新博文地址： [leetcode]Reverse Linked List II

http://oj.leetcode.com/problems/reverse-linked-list-ii/

Reverse a linked list from position m to n. Do it in-place and in one-pass.

For example:
Given 1->2->3->4->5->NULL, m = 2 and n = 4,

return 1->4->3->2->5->NULL.

Note:
Given m, n satisfy the following condition:
1 ≤ m ≤ n ≤ length of list.

 在剑指offer中看到过反转链表，里面讲的思想稍稍复杂一点，是在原链表中进行反转操作，但是我拿到这道题的第一印象就是用头插法生成新的链表，并将新建链表查到原来链表的相应位置中。思想很简单明了，但是代码略长。
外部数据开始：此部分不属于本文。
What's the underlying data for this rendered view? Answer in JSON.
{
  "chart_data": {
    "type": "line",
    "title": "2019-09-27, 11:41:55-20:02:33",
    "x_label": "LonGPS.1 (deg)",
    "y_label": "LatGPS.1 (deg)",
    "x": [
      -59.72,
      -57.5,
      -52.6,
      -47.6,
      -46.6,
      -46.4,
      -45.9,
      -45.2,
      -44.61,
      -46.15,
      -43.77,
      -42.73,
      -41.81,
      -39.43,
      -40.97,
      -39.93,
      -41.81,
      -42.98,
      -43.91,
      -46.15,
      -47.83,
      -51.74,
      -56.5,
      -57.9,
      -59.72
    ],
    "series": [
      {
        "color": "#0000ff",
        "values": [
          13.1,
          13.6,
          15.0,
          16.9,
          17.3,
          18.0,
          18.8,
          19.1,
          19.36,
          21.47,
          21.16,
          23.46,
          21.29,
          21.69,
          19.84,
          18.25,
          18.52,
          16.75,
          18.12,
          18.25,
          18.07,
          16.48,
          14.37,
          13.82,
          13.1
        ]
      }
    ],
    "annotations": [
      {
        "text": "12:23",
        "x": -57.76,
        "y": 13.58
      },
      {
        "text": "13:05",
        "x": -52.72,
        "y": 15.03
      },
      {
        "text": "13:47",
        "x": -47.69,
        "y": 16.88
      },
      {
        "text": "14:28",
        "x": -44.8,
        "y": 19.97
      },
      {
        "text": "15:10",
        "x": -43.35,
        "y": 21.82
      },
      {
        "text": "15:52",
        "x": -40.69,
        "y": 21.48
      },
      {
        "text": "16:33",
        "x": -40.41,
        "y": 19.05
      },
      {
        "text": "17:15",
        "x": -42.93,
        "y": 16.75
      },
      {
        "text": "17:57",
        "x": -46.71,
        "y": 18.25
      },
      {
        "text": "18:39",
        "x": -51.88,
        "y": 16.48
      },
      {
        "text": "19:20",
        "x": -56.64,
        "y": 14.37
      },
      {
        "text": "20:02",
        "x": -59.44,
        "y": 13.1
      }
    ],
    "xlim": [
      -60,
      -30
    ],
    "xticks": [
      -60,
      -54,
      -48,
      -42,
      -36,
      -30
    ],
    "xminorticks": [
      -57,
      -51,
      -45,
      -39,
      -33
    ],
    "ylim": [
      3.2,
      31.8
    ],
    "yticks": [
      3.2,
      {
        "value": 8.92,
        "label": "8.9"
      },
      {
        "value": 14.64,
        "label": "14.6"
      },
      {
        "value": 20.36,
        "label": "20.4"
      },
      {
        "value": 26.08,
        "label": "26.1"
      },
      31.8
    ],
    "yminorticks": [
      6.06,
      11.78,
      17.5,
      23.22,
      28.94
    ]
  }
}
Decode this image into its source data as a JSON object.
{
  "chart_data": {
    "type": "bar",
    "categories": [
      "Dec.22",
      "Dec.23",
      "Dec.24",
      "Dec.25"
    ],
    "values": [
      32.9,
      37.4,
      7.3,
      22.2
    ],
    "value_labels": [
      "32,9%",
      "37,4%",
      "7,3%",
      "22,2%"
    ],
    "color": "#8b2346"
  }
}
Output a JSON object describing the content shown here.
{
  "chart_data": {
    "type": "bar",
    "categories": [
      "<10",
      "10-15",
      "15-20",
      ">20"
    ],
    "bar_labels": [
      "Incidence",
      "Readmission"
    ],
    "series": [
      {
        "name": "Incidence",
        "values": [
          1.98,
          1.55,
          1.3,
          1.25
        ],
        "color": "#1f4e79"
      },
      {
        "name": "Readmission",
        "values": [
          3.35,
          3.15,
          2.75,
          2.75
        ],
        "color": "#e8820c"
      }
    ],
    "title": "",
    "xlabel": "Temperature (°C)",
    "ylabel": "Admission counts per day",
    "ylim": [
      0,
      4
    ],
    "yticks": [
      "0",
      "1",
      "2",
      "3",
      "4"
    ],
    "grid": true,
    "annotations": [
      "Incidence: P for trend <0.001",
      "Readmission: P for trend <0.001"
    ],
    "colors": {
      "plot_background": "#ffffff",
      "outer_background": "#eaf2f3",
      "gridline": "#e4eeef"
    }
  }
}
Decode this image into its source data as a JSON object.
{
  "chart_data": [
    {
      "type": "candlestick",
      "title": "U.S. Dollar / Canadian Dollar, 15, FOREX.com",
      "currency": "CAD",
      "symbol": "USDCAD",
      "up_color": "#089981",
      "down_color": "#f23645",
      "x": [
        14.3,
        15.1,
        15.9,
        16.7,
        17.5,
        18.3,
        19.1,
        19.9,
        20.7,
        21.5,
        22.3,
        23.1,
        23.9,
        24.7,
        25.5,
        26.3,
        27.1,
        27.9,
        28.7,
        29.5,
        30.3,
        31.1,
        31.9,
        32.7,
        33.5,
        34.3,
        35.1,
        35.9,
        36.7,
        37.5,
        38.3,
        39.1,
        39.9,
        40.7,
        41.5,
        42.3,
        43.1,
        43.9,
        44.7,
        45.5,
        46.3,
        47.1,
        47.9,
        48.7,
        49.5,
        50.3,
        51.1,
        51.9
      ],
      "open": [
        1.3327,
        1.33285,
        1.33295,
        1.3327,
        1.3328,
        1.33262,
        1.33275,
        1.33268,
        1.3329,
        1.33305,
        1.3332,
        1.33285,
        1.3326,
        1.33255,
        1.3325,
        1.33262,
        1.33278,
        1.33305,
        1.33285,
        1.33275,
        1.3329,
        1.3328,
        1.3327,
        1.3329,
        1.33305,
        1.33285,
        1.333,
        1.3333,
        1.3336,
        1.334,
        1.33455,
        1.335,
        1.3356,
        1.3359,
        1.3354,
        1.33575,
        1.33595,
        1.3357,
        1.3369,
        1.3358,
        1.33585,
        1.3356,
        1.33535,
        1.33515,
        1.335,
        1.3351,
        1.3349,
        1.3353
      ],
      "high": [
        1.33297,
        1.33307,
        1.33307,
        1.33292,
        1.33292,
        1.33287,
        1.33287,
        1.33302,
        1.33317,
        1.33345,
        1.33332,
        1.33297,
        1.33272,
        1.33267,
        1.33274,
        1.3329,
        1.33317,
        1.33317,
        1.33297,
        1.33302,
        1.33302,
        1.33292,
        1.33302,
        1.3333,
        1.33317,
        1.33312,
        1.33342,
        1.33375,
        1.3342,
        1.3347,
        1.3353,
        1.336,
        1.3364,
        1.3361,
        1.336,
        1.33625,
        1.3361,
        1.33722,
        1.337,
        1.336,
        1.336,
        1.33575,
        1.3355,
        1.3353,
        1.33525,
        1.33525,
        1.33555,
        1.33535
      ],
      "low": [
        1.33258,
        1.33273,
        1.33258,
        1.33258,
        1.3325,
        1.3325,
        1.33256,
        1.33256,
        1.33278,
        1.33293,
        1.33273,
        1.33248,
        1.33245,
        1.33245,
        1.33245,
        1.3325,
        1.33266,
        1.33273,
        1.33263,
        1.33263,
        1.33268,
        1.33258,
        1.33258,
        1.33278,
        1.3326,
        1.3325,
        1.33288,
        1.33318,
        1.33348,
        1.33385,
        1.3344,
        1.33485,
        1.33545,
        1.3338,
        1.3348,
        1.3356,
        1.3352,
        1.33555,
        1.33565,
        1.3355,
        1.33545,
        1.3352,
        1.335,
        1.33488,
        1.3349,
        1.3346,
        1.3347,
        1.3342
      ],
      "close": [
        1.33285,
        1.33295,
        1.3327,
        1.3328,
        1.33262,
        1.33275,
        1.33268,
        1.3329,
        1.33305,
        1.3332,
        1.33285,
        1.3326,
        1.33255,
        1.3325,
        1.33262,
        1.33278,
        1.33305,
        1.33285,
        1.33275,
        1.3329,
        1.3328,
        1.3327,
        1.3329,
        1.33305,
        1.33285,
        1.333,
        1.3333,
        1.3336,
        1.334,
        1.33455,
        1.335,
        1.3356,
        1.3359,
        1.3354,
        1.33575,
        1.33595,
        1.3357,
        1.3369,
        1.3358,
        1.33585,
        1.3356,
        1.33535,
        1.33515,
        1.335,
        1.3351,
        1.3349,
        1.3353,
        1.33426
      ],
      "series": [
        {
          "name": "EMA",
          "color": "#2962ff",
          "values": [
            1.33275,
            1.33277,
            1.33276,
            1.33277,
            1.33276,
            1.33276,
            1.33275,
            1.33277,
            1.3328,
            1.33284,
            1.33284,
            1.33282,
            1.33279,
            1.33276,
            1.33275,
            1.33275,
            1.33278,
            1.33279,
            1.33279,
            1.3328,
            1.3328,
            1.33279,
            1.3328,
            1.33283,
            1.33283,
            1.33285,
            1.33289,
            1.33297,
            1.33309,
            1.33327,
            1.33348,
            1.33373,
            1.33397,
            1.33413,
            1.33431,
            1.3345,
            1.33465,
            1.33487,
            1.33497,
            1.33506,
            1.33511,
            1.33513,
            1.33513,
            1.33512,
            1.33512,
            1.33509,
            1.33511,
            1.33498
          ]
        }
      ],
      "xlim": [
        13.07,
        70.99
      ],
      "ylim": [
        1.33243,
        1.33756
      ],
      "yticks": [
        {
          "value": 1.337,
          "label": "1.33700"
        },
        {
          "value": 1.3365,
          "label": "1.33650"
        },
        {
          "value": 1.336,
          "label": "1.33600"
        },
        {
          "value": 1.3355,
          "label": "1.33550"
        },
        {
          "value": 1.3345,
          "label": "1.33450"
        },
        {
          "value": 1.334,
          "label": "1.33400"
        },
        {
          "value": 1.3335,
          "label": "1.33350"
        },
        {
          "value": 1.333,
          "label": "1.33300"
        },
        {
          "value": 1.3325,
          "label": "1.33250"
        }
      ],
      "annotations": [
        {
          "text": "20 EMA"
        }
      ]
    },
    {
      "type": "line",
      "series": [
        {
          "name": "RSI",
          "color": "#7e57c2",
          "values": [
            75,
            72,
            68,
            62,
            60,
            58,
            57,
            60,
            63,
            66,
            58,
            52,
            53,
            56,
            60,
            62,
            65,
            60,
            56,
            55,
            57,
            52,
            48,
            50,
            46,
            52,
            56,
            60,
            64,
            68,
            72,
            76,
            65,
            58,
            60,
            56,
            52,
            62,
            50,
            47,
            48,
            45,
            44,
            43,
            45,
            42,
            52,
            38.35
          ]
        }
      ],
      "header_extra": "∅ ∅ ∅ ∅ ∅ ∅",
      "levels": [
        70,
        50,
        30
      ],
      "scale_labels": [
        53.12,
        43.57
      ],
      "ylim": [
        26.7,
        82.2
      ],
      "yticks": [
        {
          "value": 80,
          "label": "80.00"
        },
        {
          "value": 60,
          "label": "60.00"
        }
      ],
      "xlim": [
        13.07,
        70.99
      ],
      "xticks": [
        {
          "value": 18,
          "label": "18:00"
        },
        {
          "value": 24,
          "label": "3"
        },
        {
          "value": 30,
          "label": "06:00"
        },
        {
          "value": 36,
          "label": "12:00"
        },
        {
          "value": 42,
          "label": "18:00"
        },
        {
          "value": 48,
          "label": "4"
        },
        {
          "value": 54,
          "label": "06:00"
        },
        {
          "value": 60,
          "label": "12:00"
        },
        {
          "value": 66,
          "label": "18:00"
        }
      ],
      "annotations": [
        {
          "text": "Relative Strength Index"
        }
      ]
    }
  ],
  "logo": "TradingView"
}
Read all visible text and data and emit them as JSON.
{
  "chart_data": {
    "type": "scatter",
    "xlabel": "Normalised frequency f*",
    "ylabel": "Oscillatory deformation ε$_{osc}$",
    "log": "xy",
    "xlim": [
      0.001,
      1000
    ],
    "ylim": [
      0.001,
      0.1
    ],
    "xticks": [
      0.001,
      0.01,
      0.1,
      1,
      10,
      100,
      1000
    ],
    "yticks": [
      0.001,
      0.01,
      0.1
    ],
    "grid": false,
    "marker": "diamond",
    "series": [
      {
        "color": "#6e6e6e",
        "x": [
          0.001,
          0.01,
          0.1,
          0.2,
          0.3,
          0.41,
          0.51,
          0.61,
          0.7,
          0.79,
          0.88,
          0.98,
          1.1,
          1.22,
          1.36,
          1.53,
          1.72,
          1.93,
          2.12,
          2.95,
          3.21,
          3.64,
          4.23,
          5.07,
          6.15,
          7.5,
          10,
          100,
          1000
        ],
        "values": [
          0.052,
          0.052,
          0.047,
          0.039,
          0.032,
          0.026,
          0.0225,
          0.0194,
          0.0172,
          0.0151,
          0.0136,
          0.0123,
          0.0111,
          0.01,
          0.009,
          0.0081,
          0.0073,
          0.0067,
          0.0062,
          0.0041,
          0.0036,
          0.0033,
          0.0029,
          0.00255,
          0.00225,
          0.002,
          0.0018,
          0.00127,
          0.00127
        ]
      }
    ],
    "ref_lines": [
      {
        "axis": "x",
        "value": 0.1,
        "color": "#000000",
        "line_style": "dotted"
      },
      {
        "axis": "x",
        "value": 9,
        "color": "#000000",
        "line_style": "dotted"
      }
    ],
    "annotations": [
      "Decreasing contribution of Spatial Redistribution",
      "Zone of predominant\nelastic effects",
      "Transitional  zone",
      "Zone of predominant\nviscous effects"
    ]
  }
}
public ListNode reverseBetween(ListNode head, int m, int n) {
    	if(m == n || head == null){
    		return head;
    	}
    	//------ 手动添加头结点，为了操作统一性
    	ListNode phead = new ListNode(0);
    	phead.next = head;
    	ListNode tem = phead;
    	
    	int count = 0;
    	//需要记录m ，n前后的两个节点，方便新链表的插入
    	ListNode newList = new ListNode(0);
    	ListNode mPreNode = null;
    	ListNode nPreNode = null;
    	ListNode tail = null;
    	
    	while(tem != null) {
    		if(count == m - 1){
    			if(m == 1){
					mPreNode = phead;
    			}else{
    				mPreNode = tem;
    			}
    		}else if (count == n + 1){
    			nPreNode = tem;
    		}else if(count <= n && count >= m){
                        //头插法建表
    			ListNode node = new ListNode(tem.val);
    			node.next = newList.next;
    			newList.next = node;
    			if(count == m){
    				tail = node;
    			}
    		}
    		count++;
    		tem = tem.next;
    	}
    	mPreNode.next = newList.next;
    	tail.next = nPreNode;
    	return phead.next;
    }